Ruth and I, Peace Corp workers and NGO workers served heaping plates of beans and rice from steaming sufrias to the patiently waiting bibis and babus. In a small room behind the stage the actors sitting in a circle were enjoying a cast party with a bottles of pop. Akida, the other co-direcctor, was asking them what they had learned from this experience. Finding the right person to marry and showing wisdom and maturity before marrying were the common threads running through their conversation. Who would have thought these events would result from The Princess and the Pea!

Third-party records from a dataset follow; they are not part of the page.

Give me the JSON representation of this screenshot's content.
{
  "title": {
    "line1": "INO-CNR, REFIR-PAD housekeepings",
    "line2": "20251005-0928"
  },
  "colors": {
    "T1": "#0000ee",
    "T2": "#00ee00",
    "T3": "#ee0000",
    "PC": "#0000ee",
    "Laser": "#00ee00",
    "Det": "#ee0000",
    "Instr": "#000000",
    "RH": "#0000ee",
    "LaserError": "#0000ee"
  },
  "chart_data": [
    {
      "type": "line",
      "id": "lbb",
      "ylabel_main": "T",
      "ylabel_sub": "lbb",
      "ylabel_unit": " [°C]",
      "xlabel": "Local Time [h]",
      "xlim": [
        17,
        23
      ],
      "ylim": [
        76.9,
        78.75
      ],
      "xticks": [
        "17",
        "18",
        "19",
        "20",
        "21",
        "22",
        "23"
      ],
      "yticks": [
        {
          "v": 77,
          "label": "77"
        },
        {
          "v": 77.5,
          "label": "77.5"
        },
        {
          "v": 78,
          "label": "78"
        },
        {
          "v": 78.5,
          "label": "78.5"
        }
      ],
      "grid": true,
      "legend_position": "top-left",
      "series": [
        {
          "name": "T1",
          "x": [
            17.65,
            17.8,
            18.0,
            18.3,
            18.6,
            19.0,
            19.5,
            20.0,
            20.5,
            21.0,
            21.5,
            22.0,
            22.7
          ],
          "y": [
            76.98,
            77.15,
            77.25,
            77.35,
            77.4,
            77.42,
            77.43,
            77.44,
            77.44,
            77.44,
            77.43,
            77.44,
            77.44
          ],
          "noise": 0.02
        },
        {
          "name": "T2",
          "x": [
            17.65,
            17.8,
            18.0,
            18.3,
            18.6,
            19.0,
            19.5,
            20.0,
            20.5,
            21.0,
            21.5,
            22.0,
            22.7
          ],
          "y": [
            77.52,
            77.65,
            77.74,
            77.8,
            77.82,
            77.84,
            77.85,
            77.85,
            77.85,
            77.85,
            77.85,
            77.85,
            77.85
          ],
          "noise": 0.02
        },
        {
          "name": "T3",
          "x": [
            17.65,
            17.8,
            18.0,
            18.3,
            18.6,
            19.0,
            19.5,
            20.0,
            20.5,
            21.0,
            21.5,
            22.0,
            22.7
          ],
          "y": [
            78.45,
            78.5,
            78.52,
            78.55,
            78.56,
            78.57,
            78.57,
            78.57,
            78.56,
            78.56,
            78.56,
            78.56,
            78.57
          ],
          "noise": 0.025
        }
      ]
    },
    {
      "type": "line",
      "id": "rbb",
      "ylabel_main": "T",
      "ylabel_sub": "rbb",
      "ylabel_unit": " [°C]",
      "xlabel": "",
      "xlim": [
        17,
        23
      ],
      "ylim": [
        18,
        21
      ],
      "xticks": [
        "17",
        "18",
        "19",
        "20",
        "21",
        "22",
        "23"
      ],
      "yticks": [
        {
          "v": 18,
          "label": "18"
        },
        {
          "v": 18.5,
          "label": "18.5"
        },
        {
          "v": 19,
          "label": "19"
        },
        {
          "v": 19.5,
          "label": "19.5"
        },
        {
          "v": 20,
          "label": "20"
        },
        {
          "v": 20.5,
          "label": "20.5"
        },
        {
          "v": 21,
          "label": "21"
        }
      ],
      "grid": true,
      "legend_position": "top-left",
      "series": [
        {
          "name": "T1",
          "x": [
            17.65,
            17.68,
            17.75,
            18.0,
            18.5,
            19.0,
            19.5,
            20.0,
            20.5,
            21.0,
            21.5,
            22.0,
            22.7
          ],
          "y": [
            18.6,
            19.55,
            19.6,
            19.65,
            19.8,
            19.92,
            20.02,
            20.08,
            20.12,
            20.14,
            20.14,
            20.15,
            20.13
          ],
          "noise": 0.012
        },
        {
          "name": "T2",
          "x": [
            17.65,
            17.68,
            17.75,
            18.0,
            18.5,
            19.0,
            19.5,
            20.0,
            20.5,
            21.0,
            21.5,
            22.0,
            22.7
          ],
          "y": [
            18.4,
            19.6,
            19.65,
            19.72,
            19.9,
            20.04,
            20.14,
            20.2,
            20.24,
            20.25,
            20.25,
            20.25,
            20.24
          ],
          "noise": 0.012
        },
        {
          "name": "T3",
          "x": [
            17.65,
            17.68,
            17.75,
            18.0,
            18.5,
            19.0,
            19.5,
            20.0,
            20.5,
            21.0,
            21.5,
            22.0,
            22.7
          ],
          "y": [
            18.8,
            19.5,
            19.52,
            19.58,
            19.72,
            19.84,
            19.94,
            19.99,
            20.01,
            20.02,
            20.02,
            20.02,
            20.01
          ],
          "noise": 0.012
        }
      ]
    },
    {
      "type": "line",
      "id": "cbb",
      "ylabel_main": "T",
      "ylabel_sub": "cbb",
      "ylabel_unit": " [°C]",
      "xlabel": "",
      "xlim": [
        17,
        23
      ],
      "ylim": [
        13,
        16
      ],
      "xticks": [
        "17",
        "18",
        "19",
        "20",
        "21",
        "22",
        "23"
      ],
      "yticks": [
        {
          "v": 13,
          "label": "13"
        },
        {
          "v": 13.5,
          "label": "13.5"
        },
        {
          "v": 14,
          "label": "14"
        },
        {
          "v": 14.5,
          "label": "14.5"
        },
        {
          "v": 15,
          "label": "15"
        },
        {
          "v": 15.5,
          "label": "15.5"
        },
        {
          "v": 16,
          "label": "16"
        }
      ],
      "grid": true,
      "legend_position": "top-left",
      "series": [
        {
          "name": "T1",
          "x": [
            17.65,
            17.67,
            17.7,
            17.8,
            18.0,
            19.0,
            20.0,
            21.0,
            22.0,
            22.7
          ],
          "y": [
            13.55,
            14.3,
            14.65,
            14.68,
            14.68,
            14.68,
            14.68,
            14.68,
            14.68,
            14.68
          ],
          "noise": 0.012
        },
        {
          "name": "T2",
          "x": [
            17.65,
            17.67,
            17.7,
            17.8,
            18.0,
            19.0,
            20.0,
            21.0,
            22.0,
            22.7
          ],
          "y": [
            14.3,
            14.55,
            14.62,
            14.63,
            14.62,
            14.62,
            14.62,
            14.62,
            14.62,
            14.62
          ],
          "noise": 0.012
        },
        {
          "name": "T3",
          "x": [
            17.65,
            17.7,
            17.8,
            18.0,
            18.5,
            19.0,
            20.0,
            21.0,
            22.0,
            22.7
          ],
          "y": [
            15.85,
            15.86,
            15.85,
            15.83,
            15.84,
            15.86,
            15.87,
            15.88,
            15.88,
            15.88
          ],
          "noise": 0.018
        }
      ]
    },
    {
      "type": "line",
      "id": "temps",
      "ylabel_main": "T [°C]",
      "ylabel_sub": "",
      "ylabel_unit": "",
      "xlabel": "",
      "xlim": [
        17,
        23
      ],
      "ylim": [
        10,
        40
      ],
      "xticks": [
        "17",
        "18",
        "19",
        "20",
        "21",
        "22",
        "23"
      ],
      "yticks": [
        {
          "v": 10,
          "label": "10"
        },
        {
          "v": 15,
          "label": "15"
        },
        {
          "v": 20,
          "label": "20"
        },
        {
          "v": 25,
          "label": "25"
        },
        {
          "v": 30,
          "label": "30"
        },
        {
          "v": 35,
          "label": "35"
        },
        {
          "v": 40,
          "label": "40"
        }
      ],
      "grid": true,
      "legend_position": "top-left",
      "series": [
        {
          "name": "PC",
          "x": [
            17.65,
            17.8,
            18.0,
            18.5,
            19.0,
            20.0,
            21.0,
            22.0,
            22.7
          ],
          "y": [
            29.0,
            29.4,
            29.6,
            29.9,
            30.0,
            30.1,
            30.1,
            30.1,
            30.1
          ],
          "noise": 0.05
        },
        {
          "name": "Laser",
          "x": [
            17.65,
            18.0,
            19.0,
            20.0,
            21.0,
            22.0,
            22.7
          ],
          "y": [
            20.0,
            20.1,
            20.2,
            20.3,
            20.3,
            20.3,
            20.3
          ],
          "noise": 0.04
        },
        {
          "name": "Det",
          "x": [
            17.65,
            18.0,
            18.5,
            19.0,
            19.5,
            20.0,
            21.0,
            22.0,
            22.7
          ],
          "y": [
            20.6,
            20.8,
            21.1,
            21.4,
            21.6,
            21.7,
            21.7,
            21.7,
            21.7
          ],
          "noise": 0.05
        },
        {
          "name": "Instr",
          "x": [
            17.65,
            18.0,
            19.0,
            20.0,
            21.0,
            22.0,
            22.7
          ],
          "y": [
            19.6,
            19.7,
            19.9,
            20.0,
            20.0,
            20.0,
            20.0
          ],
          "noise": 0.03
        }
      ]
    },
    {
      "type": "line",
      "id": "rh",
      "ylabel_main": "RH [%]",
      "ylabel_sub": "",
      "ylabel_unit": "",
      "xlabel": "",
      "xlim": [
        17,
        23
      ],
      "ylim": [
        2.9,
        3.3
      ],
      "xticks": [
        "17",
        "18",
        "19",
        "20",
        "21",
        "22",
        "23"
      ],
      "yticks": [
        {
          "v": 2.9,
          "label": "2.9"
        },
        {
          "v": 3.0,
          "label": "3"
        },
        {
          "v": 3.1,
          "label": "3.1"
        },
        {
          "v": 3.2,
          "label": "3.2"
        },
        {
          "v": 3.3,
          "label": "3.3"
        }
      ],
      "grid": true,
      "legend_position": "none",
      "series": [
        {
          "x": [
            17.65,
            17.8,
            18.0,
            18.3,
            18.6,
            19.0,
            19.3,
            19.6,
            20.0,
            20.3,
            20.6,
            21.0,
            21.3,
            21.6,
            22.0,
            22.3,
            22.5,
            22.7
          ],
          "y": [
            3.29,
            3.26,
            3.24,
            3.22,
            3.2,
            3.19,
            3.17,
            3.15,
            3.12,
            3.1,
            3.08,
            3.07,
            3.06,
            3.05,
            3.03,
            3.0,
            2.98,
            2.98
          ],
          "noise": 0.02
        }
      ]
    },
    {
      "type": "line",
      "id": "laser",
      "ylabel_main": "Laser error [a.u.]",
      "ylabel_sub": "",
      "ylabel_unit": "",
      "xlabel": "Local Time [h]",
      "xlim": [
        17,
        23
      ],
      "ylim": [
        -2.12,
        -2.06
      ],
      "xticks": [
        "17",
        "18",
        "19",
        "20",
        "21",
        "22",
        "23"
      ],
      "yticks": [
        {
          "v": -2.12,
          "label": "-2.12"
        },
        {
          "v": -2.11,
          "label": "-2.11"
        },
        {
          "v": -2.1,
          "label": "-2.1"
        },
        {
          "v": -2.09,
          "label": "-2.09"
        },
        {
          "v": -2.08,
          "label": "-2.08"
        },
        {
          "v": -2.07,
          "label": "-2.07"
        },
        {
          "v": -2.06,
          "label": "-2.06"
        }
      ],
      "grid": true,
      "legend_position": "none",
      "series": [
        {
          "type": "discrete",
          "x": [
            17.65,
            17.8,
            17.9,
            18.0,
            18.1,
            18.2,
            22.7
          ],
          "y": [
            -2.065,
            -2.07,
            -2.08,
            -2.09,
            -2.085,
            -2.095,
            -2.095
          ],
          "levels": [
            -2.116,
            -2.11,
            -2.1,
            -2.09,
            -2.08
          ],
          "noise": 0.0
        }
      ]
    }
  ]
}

Thursday and Friday were teaching mornings for us. We both love being back in the classroom and I guess some would say we go to great lengths and distances to do this! On Thursday afternoon we visited the remote village of Ikaning’ombe. We were there to see the elementary school which was literally crumbling around their feet. There are 296 studentsand 5 teachers. Half of the school population are either orphans or classified as vulnerable children. Dirt floors, disintegrating concrete walls, leaking metal roofs, no shelves, few desks. The chickacheya (kindergarten) with small wooden benches without legs scattered on the dirt floor was a bleak place to begin a child’s formal education. I wanted to wave a magic wand and shout, “We’ll help!” We immediately went into fix it mode! With the help of a local fundi (carpenter) desks will be made and cement bought for the floor. Geoff wisely said it was important to get the village involved and they will be responsible for collecting sand to lay on the floor before the cement. With the villagers help wehope to assist this school one classroom at a time. The donations from home enabled us to increase the teachers’ books from one curriculum book per subject to many.
On Friday it was the same story in Mwefu – minimal resources, inadequate buildings. Two classes are crammed into a crumbling brick room without windows. There is only a half wall at the end of the room which allows nature’s forces to regularly interrupt their learning. We’re often asked if we will be returning to Mufindi. With the help of our generous donors it seems we still might be a bit useful.